Soixante-dix ans après sa déportation et sa disparition à Auschwitz, la voix de la jeune Etty Hillesum nous émeut et nous inspire par sa volonté de partager le lot commun plutôt que de se sauver, elle, et d’affirmer la beauté du monde en toutes circonstances.
C’est par sa religion du vrai et du juste – et aussi par son inaltérable sens de l’humour, sa façon de considérer les humains non en « blocs » ethniques, nationaux, politiques, religieux, mais un par un – que Germaine Tillion, ethnologue, historienne, résistante, s’attache à notre cœur.
Entre les deux grands écrivains russes Boris Pasternak et Alexandre Soljenitsyne, que de différences de tempérament ! Pasternak se cache dans une résistance intérieure presque invisible pour édifier le roman majeur qu’est Le Docteur Jivago ; Soljenitsyne, guerrier sans relâche, faisant de son œuvre et de sa position publique une arme de combat contre le régime soviétique.

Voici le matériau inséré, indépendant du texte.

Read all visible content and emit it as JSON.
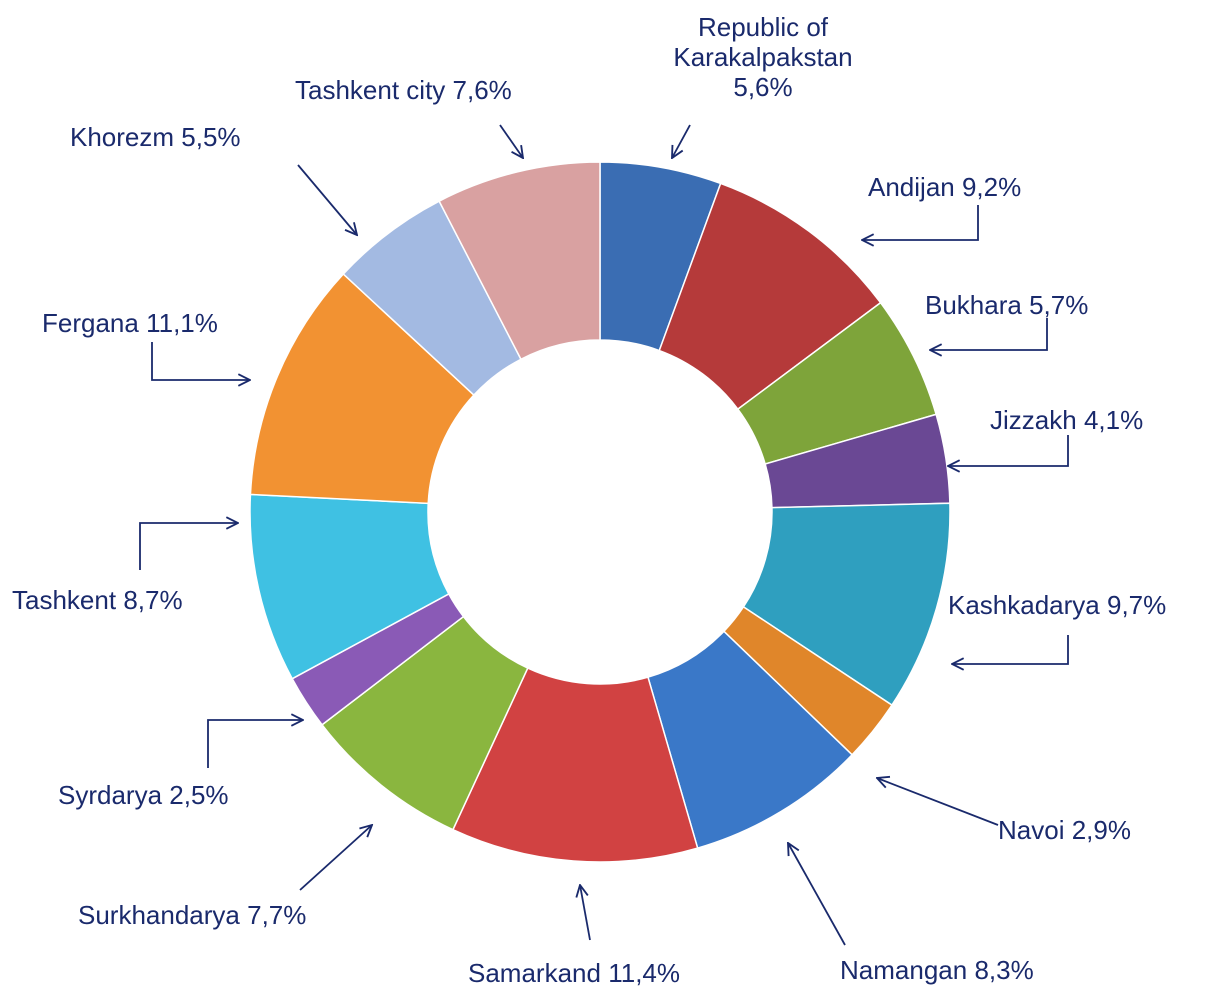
{
  "chart_data": {
    "type": "donut",
    "categories": [
      "Republic of Karakalpakstan",
      "Andijan",
      "Bukhara",
      "Jizzakh",
      "Kashkadarya",
      "Navoi",
      "Namangan",
      "Samarkand",
      "Surkhandarya",
      "Syrdarya",
      "Tashkent",
      "Fergana",
      "Khorezm",
      "Tashkent city"
    ],
    "values": [
      5.6,
      9.2,
      5.7,
      4.1,
      9.7,
      2.9,
      8.3,
      11.4,
      7.7,
      2.5,
      8.7,
      11.1,
      5.5,
      7.6
    ],
    "value_labels": [
      "5,6%",
      "9,2%",
      "5,7%",
      "4,1%",
      "9,7%",
      "2,9%",
      "8,3%",
      "11,4%",
      "7,7%",
      "2,5%",
      "8,7%",
      "11,1%",
      "5,5%",
      "7,6%"
    ],
    "colors": [
      "#3a6db3",
      "#b53a3a",
      "#7ea43a",
      "#6a4894",
      "#2f9fbf",
      "#e0862a",
      "#3a78c8",
      "#d14242",
      "#8ab63f",
      "#8a5ab6",
      "#3fc1e3",
      "#f29232",
      "#a3bae2",
      "#d9a1a1"
    ]
  }
}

Malgré les apparences premières, il y a plus de points communs entre ces deux figures de la lutte contre les discriminations raciales que sont Nelson Mandela et Malcolm X, qu’il s’agisse du combat contre l’apartheid en Afrique du Sud ou de la révolte contre le racisme aux États-Unis, dans leur jeunesse l’un comme l’autre n’ont pas hésité à prêcher la violence contre la violence. Mais l’un comme l’autre y ont renoncé.

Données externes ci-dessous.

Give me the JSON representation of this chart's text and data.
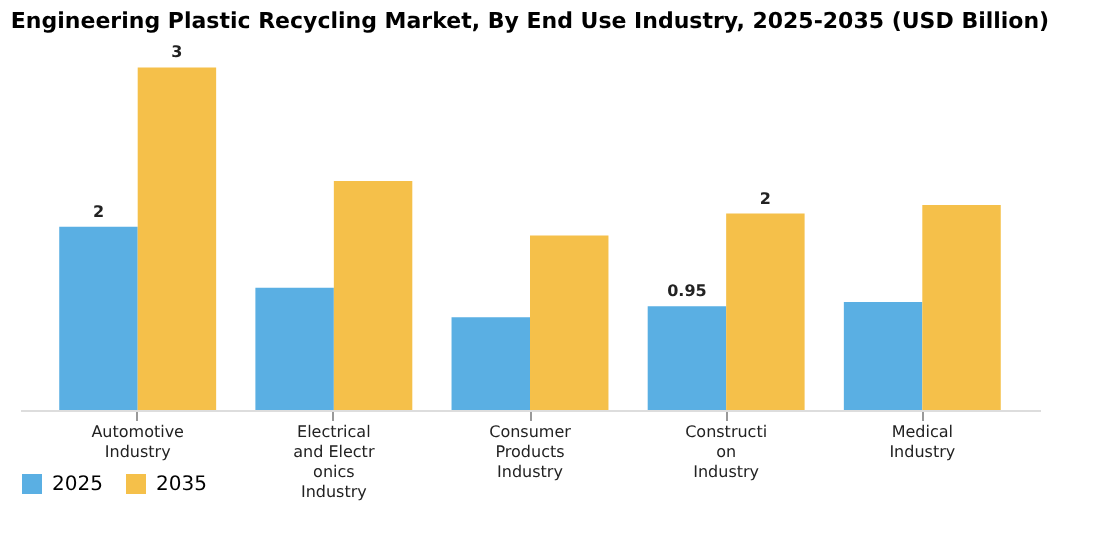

Avec l’exemple de l’historien israélien David Shulman, militant pacifique inlassable des droits des Palestiniens, Todorov n’hésite pas à aborder un conflit aux racines historiques complexes et aux résonances émotionnelles mondiales ; en achevant son livre sur la figure du lanceur d’alerte Edward Snowden, il ne fuit pas la controverse et nous entraîne au cœur d’un débat démocratique contemporain majeur.
Critique, historien et philosophe, universitaire mondialement reconnu, ayant enseigné dans les plus grandes universités en France et aux États-Unis, Tzvetan Todorov est directeur de recherches au CNRS. Il est l’auteur de nombreux ouvrages, parmi lesquels chez Robert Laffont Mémoire du mal, tentation du bien (2000), Le Nouveau Désordre mondial (2003), Les Aventuriers de l’absolu (2005), L’Esprit des Lumières (2006), La Peur des barbares (2008) et Les Ennemis intimes de la démocratie (2012).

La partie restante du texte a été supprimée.